My experience in the M.A.T. program has been so refreshing – this is a community that really cares about education. We examine the complex issues in the classrooms with real depth and work collaboratively to develop concrete strategies. I have learned so much about how to create change with diplomacy, how to speak with students to validate what they are doing so they don’t feel unfairly judged, and how to harness my ideas and questions in productive professional ways.
First Grade Teacher, Chestnut Hill Academy
One thing I have done here that I am extremely proud of is bringing the Daily 5 program into my classroom. This is a reading workshop model that was done in my student teaching classroom. I can see the difference and incredible improvement that students have made, particularly in reading, and it's just amazing. The principal has noticed as well, and at my three-month evaluation she asked me if I'd be willing to head a professional development session with the teachers about the Daily 5 program! I couldn't believe she'd want me, a first year teacher, to head up a professional development session.
I always knew the MAT program was great, but now that I am in the workforce I can truly see how outstanding the program is.
I realized that my previous teaching experience taught me how to manage behaviors. Yet to be a teacher who implements student-centered learning approaches, I needed to shift my thinking and take the risk of directing attention and control in the classroom away from myself. To apply this philosophical and pedagogical approach, I have learned how not to be afraid of silence or feel that allowing students to have a voice does not equate with losing control. My life work is to constantly refine my ability to listen and empower the voices of students, not just fill the air with my own. I understand that a learning community is based on a relationship between both teachers and students that is predicated upon active listening and responding with respect.

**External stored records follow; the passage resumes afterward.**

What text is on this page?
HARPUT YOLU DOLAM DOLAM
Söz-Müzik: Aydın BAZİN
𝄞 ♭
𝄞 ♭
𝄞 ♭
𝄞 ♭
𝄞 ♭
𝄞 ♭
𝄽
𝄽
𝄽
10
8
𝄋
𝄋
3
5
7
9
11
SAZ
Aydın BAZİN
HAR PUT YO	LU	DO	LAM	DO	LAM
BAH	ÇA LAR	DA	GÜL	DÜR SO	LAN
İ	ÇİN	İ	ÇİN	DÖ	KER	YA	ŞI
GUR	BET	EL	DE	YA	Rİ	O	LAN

My masters prepared me in so many ways - intellectually, philosophically, and emotionally. We had subject specialty courses, but while they are helpful, I would argue it is more important to teach the philosophy behind lesson planning. As a teacher I create my own lessons based on my understanding of how students learn and how the mind works, not on the tradition of teaching that subject matter. Thus my lessons look very different from someone with a different philosophical approach, and I emphasize different parts of the subject matter to best serve the student. Dismissing the philosophical and epistemological approach, I think, seriously underestimates the importance of one's perspective of the subject matter. Look at the teaching of history for example - the perspective a teacher brings makes all the difference in what a student learns, as well as how the student learns.